Trachycephalus mambaiensis

Scientific classification
- Kingdom: Animalia
- Phylum: Chordata
- Class: Amphibia
- Order: Anura
- Family: Hylidae
- Genus: Trachycephalus
- Species: T. mambaiensis
- Binomial name: Trachycephalus mambaiensis Cintra, Silva, Silva, Garcia and Zaher, 2009

= Trachycephalus mambaiensis =

- Authority: Cintra, Silva, Silva, Garcia and Zaher, 2009

Species of frog

Trachycephalus mambaiensis, also known as the Mambai casque-headed tree frog, is a species of frog in the family Hylidae. It is endemic to Brazil.

== Taxonomy ==
The species was formally described in 2009 based on an adult male specimen collected from near the dam for the Santa Edwiges I hydroelectric power plant, near the municipality of Mambaí in Goiás. It is named after the municipality.

== Description ==
The back is dark brown, with light brown to creamy spots scattered erratically. The underside of the body is cream-colored with grey speckling, concentrated along the throat and flanks.

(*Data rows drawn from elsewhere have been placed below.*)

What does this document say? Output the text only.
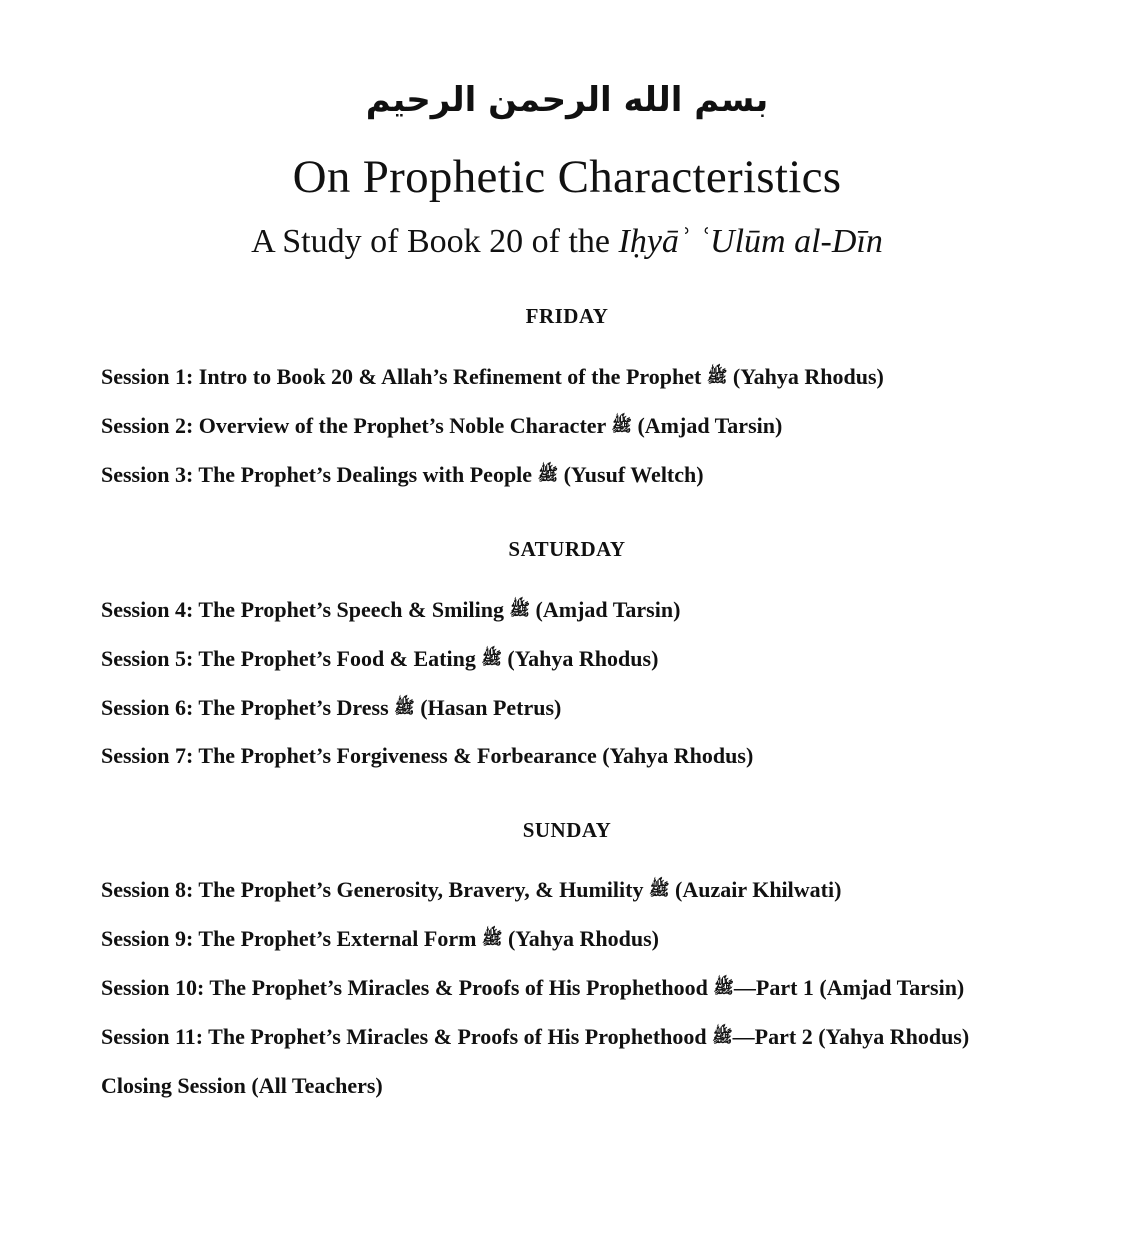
بسم الله الرحمن الرحيم
On Prophetic Characteristics
A Study of Book 20 of the Iḥyāʾ ʿUlūm al-Dīn
FRIDAY
Session 1: Intro to Book 20 & Allah’s Refinement of the Prophet ﷺ (Yahya Rhodus)
Session 2: Overview of the Prophet’s Noble Character ﷺ (Amjad Tarsin)
Session 3: The Prophet’s Dealings with People ﷺ (Yusuf Weltch)
SATURDAY
Session 4: The Prophet’s Speech & Smiling ﷺ (Amjad Tarsin)
Session 5: The Prophet’s Food & Eating ﷺ (Yahya Rhodus)
Session 6: The Prophet’s Dress ﷺ (Hasan Petrus)
Session 7: The Prophet’s Forgiveness & Forbearance (Yahya Rhodus)
SUNDAY
Session 8: The Prophet’s Generosity, Bravery, & Humility ﷺ (Auzair Khilwati)
Session 9: The Prophet’s External Form ﷺ (Yahya Rhodus)
Session 10: The Prophet’s Miracles & Proofs of His Prophethood ﷺ—Part 1 (Amjad Tarsin)
Session 11: The Prophet’s Miracles & Proofs of His Prophethood ﷺ—Part 2 (Yahya Rhodus)
Closing Session (All Teachers)
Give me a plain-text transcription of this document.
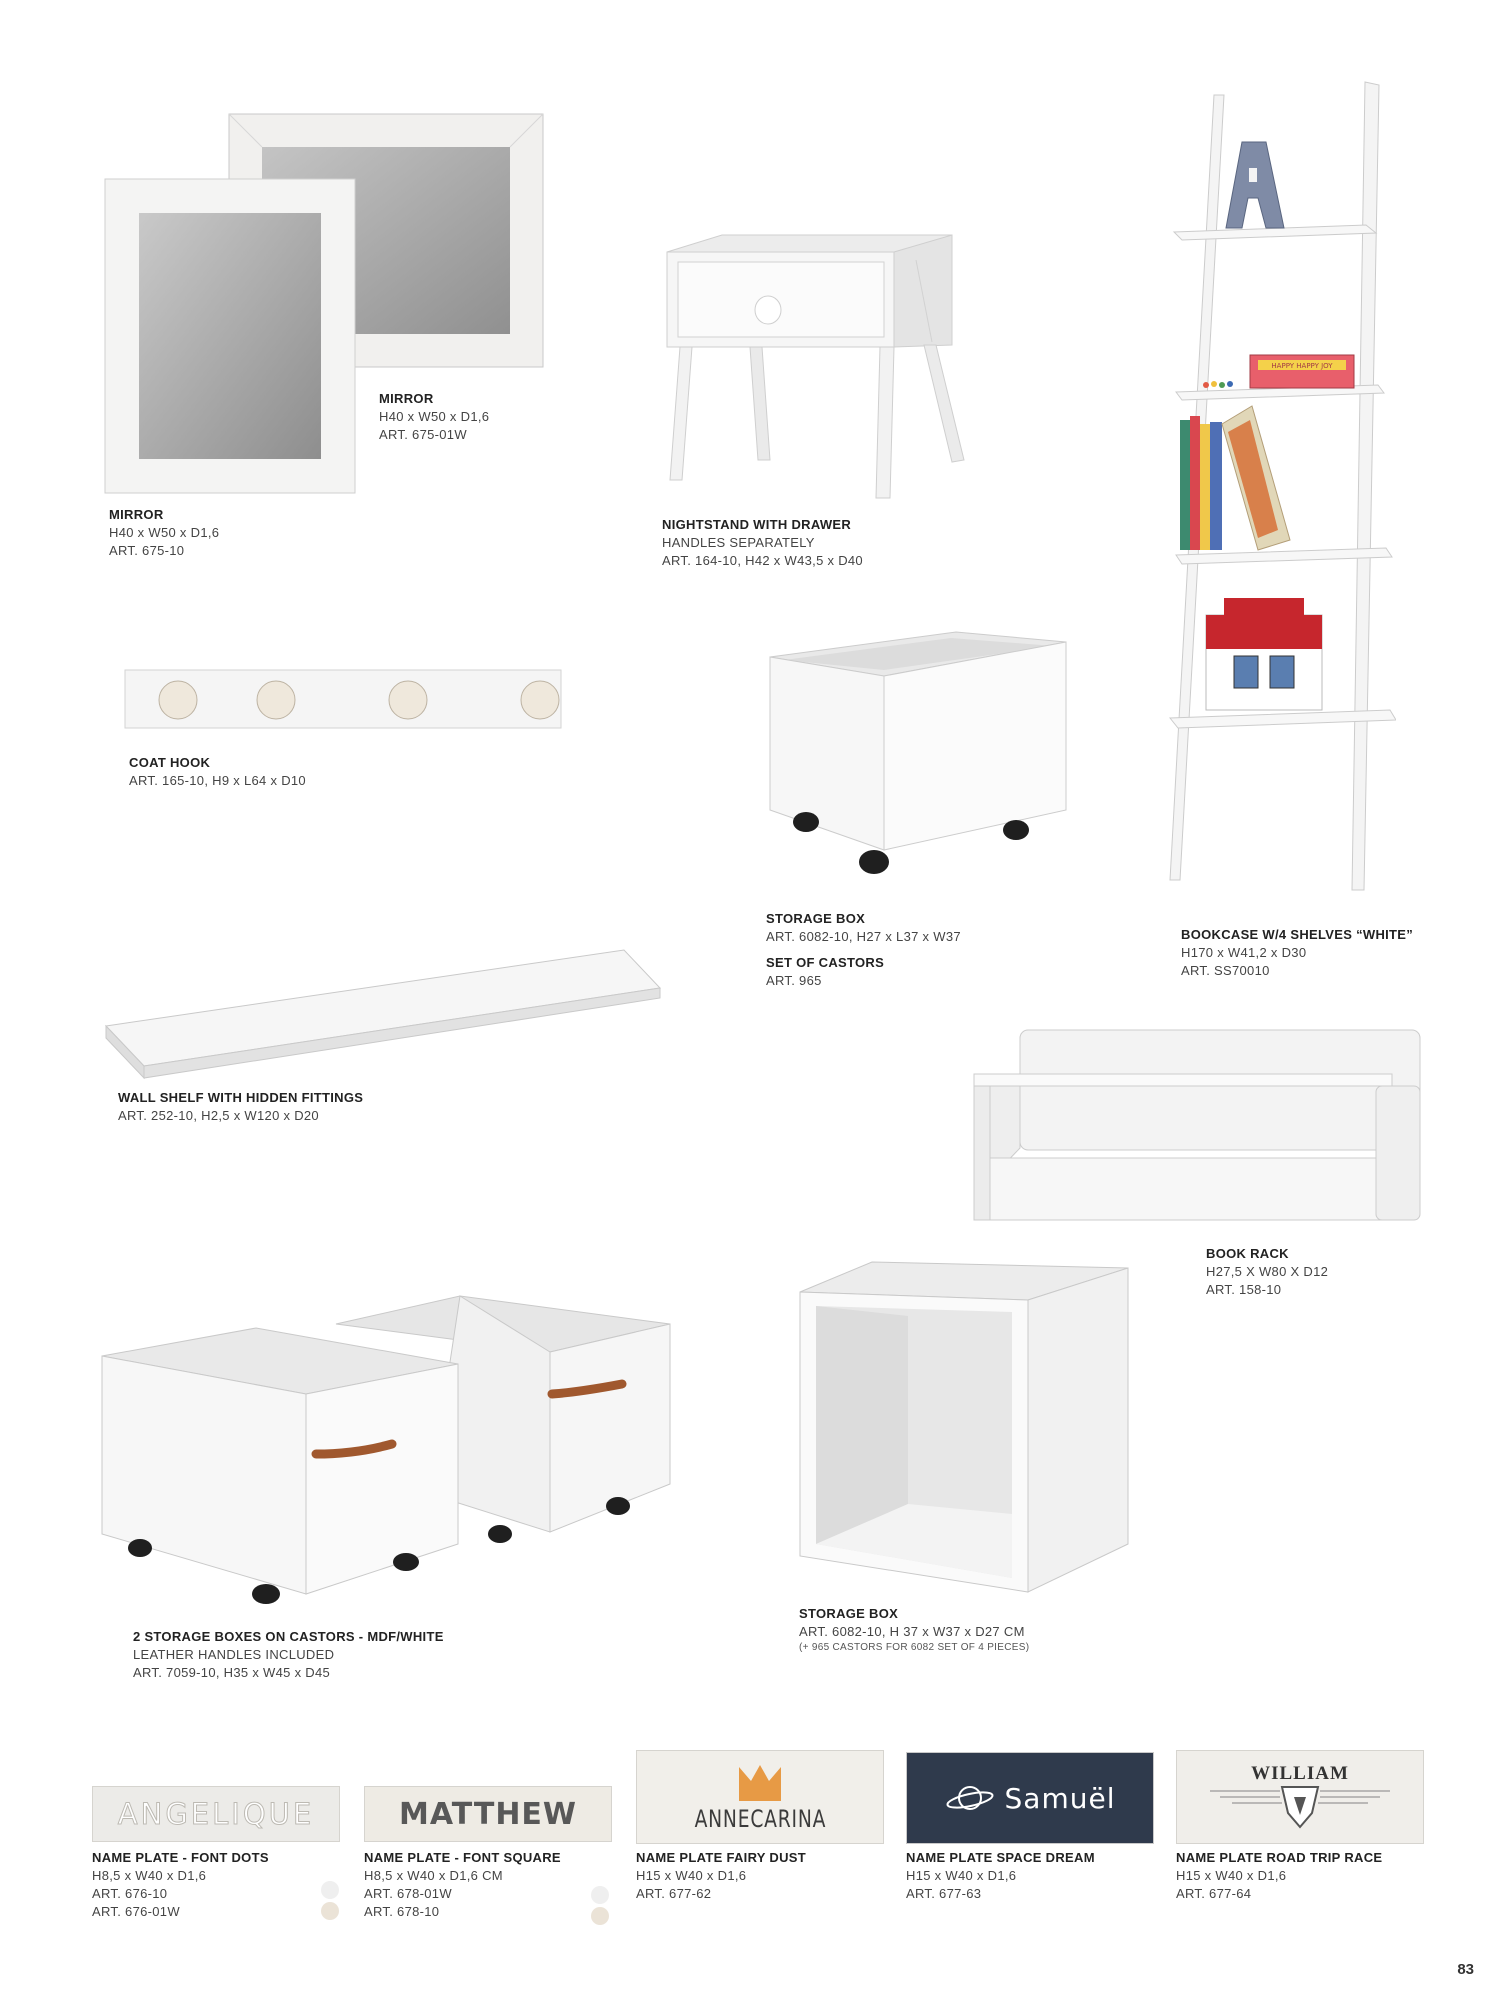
MIRROR
H40 x W50 x D1,6
ART. 675-01W
MIRROR
H40 x W50 x D1,6
ART. 675-10
NIGHTSTAND WITH DRAWER
HANDLES SEPARATELY
ART. 164-10, H42 x W43,5 x D40
HAPPY HAPPY JOY
BOOKCASE W/4 SHELVES “WHITE”
H170 x W41,2 x D30
ART. SS70010
COAT HOOK
ART. 165-10, H9 x L64 x D10
STORAGE BOX
ART. 6082-10, H27 x L37 x W37
SET OF CASTORS
ART. 965
WALL SHELF WITH HIDDEN FITTINGS
ART. 252-10, H2,5 x W120 x D20
BOOK RACK
H27,5 X W80 X D12
ART. 158-10
2 STORAGE BOXES ON CASTORS - MDF/WHITE
LEATHER HANDLES INCLUDED
ART. 7059-10, H35 x W45 x D45
STORAGE BOX
ART. 6082-10, H 37 x W37 x D27 CM
(+ 965 CASTORS FOR 6082 SET OF 4 PIECES)
ANGELIQUE	MATTHEW	ANNECARINA
Samuël
WILLIAM
NAME PLATE - FONT DOTS
H8,5 x W40 x D1,6
ART. 676-10
ART. 676-01W
NAME PLATE - FONT SQUARE
H8,5 x W40 x D1,6 CM
ART. 678-01W
ART. 678-10
NAME PLATE FAIRY DUST
H15 x W40 x D1,6
ART. 677-62
NAME PLATE SPACE DREAM
H15 x W40 x D1,6
ART. 677-63
NAME PLATE ROAD TRIP RACE
H15 x W40 x D1,6
ART. 677-64
83
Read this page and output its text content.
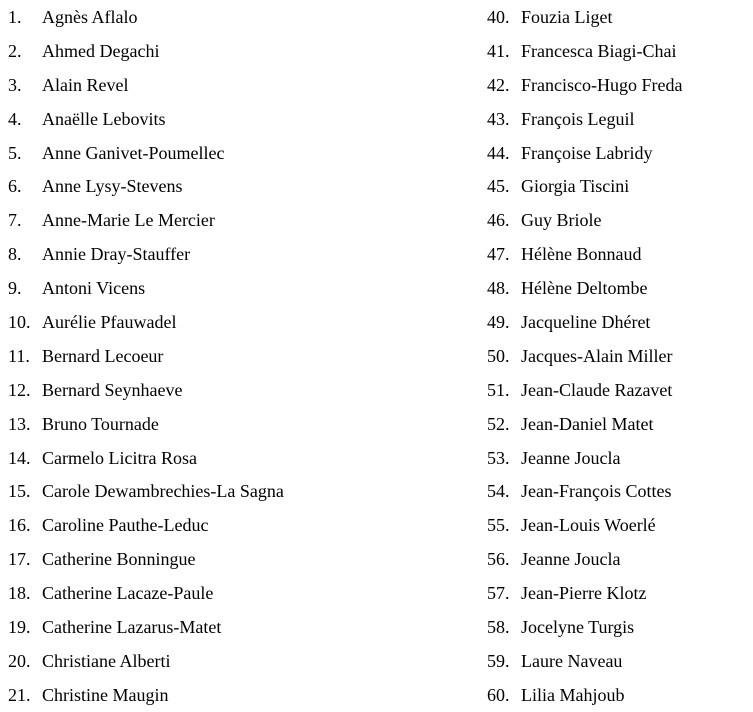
1. Agnès Aflalo
2. Ahmed Degachi
3. Alain Revel
4. Anaëlle Lebovits
5. Anne Ganivet-Poumellec
6. Anne Lysy-Stevens
7. Anne-Marie Le Mercier
8. Annie Dray-Stauffer
9. Antoni Vicens
10. Aurélie Pfauwadel
11. Bernard Lecoeur
12. Bernard Seynhaeve
13. Bruno Tournade
14. Carmelo Licitra Rosa
15. Carole Dewambrechies-La Sagna
16. Caroline Pauthe-Leduc
17. Catherine Bonningue
18. Catherine Lacaze-Paule
19. Catherine Lazarus-Matet
20. Christiane Alberti
21. Christine Maugin
40. Fouzia Liget
41. Francesca Biagi-Chai
42. Francisco-Hugo Freda
43. François Leguil
44. Françoise Labridy
45. Giorgia Tiscini
46. Guy Briole
47. Hélène Bonnaud
48. Hélène Deltombe
49. Jacqueline Dhéret
50. Jacques-Alain Miller
51. Jean-Claude Razavet
52. Jean-Daniel Matet
53. Jeanne Joucla
54. Jean-François Cottes
55. Jean-Louis Woerlé
56. Jeanne Joucla
57. Jean-Pierre Klotz
58. Jocelyne Turgis
59. Laure Naveau
60. Lilia Mahjoub
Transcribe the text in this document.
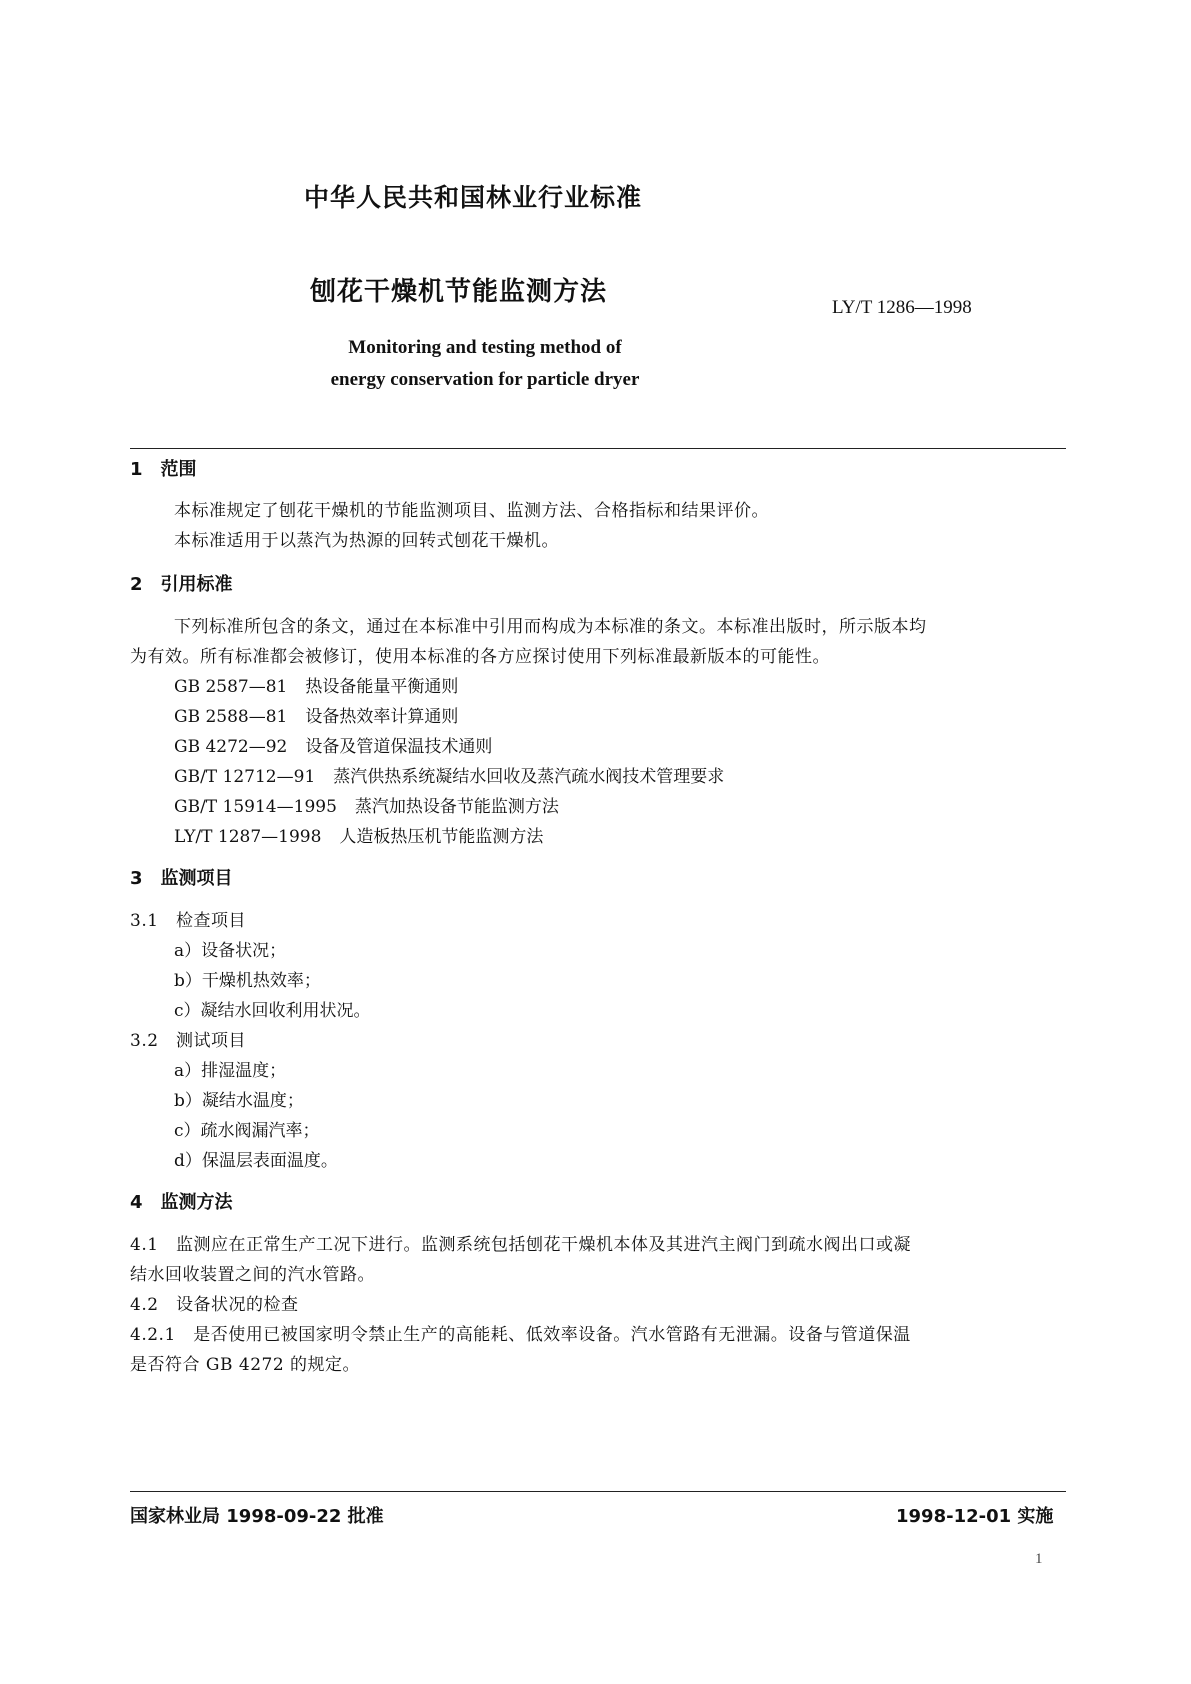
中华人民共和国林业行业标准
刨花干燥机节能监测方法
LY/T 1286—1998
Monitoring and testing method of
energy conservation for particle dryer
1　范围
本标准规定了刨花干燥机的节能监测项目、监测方法、合格指标和结果评价。
本标准适用于以蒸汽为热源的回转式刨花干燥机。
2　引用标准
下列标准所包含的条文，通过在本标准中引用而构成为本标准的条文。本标准出版时，所示版本均
为有效。所有标准都会被修订，使用本标准的各方应探讨使用下列标准最新版本的可能性。
GB 2587—81 热设备能量平衡通则
GB 2588—81 设备热效率计算通则
GB 4272—92 设备及管道保温技术通则
GB/T 12712—91 蒸汽供热系统凝结水回收及蒸汽疏水阀技术管理要求
GB/T 15914—1995 蒸汽加热设备节能监测方法
LY/T 1287—1998 人造板热压机节能监测方法
3　监测项目
3.1　检查项目
a）设备状况；
b）干燥机热效率；
c）凝结水回收利用状况。
3.2　测试项目
a）排湿温度；
b）凝结水温度；
c）疏水阀漏汽率；
d）保温层表面温度。
4　监测方法
4.1　监测应在正常生产工况下进行。监测系统包括刨花干燥机本体及其进汽主阀门到疏水阀出口或凝
结水回收装置之间的汽水管路。
4.2　设备状况的检查
4.2.1　是否使用已被国家明令禁止生产的高能耗、低效率设备。汽水管路有无泄漏。设备与管道保温
是否符合 GB 4272 的规定。
国家林业局 1998-09-22 批准	1998-12-01 实施
1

The two longest blotches are located along the sides of the back, stretching from the scapular to sacral areas. The flanks have some large, round, cream-colored spots, contrasting with a brown-grayish base color, while the dorsal sides of the limbs have cream-colored bars against a dark brown base. The dorsal surface of the toes and fingers is yellowish. The frog has several small reddish spots on the back, a distinctive feature shared by only one other species in its genus, the black-spotted casque-headed tree frog. The vocal sacs are dark brown or black when uninflated. The iris is golden with a lattice of black.

== Distribution ==
The Mambai casque-headed tree frog is endemic to Brazil, where it is known from the states of Bahia, Goiás, Minas Gerais, and Tocantins.

== Biology ==
The Mambai casque-headed tree frog is known to be preyed on by the parrot-snake Leptophis mystacinus.